France's competition authority has ordered Meta to resume negotiations with French news publishers and submit a concrete payment plan within 15 days, finding the company likely abused its dominant position by dictating the terms of what it should pay. The interim measures decision from the Autorité de la concurrence targets two press collectives, the Société des Droits Voisins de la Presse (DVP) and APIG, whose members include titles such as Le Monde and Les Echos.
The complaint alleges Meta proposed its own methodology for calculating what it owed for reusing publishers' journalism, while refusing to hand over the information publishers would need to test whether that methodology was fair. The authority framed that information gap as the lever that allowed Meta to dictate terms. A buyer who controls the data a seller needs to negotiate against can set the price, even while publicly declaring good faith. The order does not set a fee. It compels Meta back to the table with a structured proposal and a clock.
The financial stakes are concrete. Publishers represented by DVP and APIG have received no payments from Meta since the previous neighboring-rights agreement expired at the end of 2024, according to the regulator's decision page. Neighboring rights, a largely EU copyright rule that lets news publishers demand payment when online platforms reuse their journalism, has been an active French enforcement lane, with Paris having previously taken Google to task over the same rule.
The order is preliminary, a finding of likely abuse rather than a final ruling on dominance. According to the Euronext financial-news wire, the authority's president said the body deliberately declined to set a provisional fee or methodology, so as not to skew the resumed negotiation.
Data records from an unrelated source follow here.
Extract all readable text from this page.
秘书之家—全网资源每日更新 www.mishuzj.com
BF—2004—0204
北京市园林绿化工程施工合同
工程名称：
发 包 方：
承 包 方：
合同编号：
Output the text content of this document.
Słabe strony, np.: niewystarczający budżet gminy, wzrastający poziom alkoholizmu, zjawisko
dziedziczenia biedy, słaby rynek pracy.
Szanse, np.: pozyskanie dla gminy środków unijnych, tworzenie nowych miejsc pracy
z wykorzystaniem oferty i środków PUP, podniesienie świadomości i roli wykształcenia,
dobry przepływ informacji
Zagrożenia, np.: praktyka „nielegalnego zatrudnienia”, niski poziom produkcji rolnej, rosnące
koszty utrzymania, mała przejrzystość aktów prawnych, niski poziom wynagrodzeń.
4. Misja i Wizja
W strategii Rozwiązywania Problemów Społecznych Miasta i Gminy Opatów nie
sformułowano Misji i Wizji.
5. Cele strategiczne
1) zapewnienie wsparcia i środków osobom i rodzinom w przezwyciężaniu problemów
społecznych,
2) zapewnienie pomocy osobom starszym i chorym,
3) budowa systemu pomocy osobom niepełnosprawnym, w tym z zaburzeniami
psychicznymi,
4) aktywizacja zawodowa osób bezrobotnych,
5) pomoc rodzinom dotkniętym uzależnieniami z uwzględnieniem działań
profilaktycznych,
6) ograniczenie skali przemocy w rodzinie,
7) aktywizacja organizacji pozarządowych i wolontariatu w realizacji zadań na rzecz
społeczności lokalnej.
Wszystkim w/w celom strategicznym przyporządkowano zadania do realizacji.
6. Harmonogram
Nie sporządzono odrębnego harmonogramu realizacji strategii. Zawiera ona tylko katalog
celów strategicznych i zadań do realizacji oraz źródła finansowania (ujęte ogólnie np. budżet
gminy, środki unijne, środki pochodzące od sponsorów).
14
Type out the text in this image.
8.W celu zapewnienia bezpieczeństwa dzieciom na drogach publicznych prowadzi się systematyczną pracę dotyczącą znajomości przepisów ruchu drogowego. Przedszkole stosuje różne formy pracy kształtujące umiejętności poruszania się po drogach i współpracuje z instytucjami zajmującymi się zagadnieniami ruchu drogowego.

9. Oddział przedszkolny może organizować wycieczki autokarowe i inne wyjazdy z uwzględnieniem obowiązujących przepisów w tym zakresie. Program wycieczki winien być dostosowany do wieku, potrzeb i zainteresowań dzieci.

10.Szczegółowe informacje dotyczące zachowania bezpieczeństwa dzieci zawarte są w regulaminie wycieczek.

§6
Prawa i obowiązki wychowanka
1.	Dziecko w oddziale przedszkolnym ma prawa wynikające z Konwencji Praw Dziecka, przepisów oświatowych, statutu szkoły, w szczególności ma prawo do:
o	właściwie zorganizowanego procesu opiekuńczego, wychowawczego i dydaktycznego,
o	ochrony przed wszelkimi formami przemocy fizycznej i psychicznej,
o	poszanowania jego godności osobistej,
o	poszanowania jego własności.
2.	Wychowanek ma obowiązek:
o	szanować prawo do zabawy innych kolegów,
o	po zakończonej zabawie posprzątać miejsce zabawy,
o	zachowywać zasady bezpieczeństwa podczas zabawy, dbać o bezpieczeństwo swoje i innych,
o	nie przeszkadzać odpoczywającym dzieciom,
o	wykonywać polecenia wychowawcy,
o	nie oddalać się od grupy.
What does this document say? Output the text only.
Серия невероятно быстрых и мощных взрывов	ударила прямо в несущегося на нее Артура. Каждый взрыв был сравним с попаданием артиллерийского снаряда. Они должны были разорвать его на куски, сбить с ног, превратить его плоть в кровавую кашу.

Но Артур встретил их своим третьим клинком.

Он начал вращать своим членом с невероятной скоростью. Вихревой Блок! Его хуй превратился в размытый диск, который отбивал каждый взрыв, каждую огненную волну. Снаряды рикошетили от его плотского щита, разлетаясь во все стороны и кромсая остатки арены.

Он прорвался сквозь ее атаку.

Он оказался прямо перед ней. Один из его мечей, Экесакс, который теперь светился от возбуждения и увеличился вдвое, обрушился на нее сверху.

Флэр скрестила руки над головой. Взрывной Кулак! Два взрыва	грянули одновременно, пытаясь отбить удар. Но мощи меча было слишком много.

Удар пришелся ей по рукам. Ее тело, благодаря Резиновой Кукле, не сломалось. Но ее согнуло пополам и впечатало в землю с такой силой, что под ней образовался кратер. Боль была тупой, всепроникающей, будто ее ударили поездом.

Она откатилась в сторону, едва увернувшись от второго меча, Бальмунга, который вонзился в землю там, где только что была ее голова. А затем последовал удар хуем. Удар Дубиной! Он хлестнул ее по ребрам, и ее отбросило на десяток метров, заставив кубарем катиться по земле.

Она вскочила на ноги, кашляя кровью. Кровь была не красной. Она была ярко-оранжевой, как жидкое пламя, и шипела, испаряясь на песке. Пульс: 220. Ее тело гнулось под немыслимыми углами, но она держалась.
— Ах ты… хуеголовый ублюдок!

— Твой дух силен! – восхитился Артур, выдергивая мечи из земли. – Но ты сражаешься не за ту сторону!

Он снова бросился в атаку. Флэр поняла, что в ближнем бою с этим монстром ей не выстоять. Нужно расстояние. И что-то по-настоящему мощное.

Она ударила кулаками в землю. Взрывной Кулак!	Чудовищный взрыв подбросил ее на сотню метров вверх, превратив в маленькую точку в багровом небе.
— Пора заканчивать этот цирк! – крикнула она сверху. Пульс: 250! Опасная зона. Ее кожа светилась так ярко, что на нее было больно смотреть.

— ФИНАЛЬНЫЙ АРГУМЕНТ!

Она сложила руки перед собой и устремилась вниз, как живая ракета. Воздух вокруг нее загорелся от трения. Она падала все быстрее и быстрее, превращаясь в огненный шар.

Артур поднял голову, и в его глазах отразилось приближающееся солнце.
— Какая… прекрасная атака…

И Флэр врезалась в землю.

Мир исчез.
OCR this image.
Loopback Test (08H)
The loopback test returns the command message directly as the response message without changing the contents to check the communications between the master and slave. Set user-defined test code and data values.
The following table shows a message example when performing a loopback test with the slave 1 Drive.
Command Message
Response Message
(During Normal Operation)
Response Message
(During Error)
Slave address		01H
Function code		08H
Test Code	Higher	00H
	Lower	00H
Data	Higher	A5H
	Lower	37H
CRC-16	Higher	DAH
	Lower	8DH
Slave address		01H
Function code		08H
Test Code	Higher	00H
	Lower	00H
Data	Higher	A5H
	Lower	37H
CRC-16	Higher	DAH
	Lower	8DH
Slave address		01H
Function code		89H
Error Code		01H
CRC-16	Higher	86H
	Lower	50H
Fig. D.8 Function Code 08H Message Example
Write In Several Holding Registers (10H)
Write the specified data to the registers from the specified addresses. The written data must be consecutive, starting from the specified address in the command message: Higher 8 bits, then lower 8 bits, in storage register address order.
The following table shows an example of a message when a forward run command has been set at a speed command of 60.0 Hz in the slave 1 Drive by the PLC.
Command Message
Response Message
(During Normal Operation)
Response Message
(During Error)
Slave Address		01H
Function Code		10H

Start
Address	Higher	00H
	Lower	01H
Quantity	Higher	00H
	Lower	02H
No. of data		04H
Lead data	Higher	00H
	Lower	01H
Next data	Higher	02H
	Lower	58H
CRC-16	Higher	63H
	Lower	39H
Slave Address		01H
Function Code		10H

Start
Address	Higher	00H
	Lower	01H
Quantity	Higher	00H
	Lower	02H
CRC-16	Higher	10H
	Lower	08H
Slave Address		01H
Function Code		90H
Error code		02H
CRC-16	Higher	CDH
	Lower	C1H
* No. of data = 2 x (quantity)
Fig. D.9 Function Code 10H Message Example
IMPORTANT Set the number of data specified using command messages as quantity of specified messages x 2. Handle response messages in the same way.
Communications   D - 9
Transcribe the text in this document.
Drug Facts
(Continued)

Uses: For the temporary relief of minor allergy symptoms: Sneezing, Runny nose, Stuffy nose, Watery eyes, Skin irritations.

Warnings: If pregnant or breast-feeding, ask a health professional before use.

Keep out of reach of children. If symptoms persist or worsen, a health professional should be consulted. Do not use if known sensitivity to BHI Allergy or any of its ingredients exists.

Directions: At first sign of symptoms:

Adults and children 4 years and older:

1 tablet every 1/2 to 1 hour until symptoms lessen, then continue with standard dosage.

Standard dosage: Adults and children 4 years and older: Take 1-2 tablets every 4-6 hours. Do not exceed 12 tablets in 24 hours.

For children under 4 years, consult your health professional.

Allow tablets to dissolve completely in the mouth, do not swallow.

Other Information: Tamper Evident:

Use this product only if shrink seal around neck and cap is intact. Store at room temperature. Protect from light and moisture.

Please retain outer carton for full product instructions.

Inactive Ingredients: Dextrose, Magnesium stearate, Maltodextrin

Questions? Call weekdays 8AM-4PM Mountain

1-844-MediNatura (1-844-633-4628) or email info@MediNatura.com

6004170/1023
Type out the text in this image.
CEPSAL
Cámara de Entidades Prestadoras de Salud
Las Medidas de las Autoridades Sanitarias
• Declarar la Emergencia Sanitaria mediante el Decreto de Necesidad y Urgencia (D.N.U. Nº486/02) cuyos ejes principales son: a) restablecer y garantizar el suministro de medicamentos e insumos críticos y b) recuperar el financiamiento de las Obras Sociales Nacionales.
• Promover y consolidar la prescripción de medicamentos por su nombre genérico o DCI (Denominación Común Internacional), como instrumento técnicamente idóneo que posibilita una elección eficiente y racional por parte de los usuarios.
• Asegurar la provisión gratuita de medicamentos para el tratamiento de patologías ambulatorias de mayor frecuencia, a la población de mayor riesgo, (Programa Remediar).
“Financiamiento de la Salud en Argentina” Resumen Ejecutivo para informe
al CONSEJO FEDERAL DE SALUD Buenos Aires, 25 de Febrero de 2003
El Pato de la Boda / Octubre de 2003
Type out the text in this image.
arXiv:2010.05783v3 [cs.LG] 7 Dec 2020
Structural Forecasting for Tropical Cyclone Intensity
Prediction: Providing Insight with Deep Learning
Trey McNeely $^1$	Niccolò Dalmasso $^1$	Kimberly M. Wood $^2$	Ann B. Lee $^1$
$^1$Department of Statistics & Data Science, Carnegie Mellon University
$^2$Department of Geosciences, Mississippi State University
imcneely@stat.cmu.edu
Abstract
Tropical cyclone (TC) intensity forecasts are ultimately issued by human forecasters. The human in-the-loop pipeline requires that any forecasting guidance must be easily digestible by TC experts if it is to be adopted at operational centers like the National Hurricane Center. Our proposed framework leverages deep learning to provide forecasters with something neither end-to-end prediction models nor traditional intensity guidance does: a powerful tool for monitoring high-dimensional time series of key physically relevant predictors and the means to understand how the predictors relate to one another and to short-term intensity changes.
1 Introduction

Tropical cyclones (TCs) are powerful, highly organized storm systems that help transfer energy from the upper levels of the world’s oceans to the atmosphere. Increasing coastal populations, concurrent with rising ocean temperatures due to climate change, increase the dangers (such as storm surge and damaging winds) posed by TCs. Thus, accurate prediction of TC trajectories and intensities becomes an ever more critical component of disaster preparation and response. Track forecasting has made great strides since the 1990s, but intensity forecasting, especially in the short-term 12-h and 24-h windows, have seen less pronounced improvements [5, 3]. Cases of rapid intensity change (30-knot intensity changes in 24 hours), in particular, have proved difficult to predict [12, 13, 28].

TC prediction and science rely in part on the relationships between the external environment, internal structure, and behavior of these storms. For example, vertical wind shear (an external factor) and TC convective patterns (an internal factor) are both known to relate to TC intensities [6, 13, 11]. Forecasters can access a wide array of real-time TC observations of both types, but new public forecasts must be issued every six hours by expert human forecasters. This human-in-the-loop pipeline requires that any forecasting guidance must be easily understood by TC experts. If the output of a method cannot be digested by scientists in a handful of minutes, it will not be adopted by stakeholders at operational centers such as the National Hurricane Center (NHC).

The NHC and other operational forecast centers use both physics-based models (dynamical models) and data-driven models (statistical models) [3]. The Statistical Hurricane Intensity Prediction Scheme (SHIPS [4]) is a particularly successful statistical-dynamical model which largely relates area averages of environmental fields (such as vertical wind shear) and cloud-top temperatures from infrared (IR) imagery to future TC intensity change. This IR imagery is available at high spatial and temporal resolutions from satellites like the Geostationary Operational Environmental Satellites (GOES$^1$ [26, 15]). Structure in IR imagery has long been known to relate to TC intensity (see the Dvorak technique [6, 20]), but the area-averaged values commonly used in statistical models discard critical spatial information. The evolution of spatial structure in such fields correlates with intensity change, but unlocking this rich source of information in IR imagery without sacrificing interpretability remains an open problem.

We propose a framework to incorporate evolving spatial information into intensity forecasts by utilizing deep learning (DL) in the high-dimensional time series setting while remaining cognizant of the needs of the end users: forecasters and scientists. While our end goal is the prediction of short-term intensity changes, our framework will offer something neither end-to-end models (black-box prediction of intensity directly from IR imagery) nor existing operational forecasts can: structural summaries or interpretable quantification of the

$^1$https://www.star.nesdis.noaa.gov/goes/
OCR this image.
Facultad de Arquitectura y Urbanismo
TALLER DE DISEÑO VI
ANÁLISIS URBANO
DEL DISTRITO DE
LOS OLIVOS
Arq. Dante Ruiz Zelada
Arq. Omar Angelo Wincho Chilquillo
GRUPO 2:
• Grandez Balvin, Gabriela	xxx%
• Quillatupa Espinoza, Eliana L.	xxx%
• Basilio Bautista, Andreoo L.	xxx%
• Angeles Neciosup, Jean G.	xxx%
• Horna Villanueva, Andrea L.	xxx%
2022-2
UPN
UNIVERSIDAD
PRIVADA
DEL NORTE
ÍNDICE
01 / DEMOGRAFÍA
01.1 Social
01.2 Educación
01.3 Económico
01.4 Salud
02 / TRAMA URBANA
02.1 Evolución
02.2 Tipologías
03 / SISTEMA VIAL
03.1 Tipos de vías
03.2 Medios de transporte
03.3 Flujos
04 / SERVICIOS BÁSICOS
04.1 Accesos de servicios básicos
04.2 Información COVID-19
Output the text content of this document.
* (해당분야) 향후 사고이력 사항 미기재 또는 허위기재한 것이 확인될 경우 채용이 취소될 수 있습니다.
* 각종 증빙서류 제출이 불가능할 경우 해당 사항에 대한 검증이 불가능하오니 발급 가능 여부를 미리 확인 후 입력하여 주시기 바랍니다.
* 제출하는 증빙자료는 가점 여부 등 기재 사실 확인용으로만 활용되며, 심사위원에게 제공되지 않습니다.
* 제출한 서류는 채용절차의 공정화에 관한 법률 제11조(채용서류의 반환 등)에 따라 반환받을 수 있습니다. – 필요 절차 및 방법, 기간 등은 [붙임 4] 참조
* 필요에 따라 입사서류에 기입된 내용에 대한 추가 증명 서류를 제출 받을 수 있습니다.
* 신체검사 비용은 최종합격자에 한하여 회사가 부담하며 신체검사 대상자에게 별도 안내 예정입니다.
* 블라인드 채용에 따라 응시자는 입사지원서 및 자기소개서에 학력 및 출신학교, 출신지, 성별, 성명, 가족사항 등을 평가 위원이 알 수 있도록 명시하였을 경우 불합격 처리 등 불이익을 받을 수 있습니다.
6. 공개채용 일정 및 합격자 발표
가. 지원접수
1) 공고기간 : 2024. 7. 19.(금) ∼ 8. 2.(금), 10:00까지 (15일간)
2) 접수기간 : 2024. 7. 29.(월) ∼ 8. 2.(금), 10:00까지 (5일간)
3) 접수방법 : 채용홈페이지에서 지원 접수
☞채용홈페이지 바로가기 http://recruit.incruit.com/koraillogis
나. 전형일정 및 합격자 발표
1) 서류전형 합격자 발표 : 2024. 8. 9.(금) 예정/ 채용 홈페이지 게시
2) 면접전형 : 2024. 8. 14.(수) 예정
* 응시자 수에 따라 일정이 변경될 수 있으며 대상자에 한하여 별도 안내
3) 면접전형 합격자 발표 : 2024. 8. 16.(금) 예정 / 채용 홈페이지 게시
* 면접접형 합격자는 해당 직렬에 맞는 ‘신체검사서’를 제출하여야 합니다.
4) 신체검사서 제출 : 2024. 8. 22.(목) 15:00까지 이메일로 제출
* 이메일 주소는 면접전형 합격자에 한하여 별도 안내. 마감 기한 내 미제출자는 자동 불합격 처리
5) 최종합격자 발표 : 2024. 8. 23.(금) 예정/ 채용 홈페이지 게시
Meta disagrees with the decision. The company's on-record statement, as reported by PPC Land, reads: "We remain committed to reaching a fair deal with DVP and APIG, and we hope these decisions will mean the publishers now engage in good faith."
Gide, the French law firm representing DVP, independently confirmed the regulator granted the interim measures, supplying a second source for the action beyond the authority itself.
The wider story is publishing versus platforms over payment for online news, an argument that has spread from Brussels and Paris to London, Berlin, and Madrid, and now overlaps with disputes over platform reuse of publisher content to train AI systems. France's authority has not crossed into that overlap in this order. It is about what Meta owes for displaying news in feeds, not for ingesting articles into models. The 15-day deadline is the test: whether a regulator can convert a preliminary finding of likely abuse into a working payment plan, or whether a dominant platform's structural information advantage in any fee negotiation will outlast the order.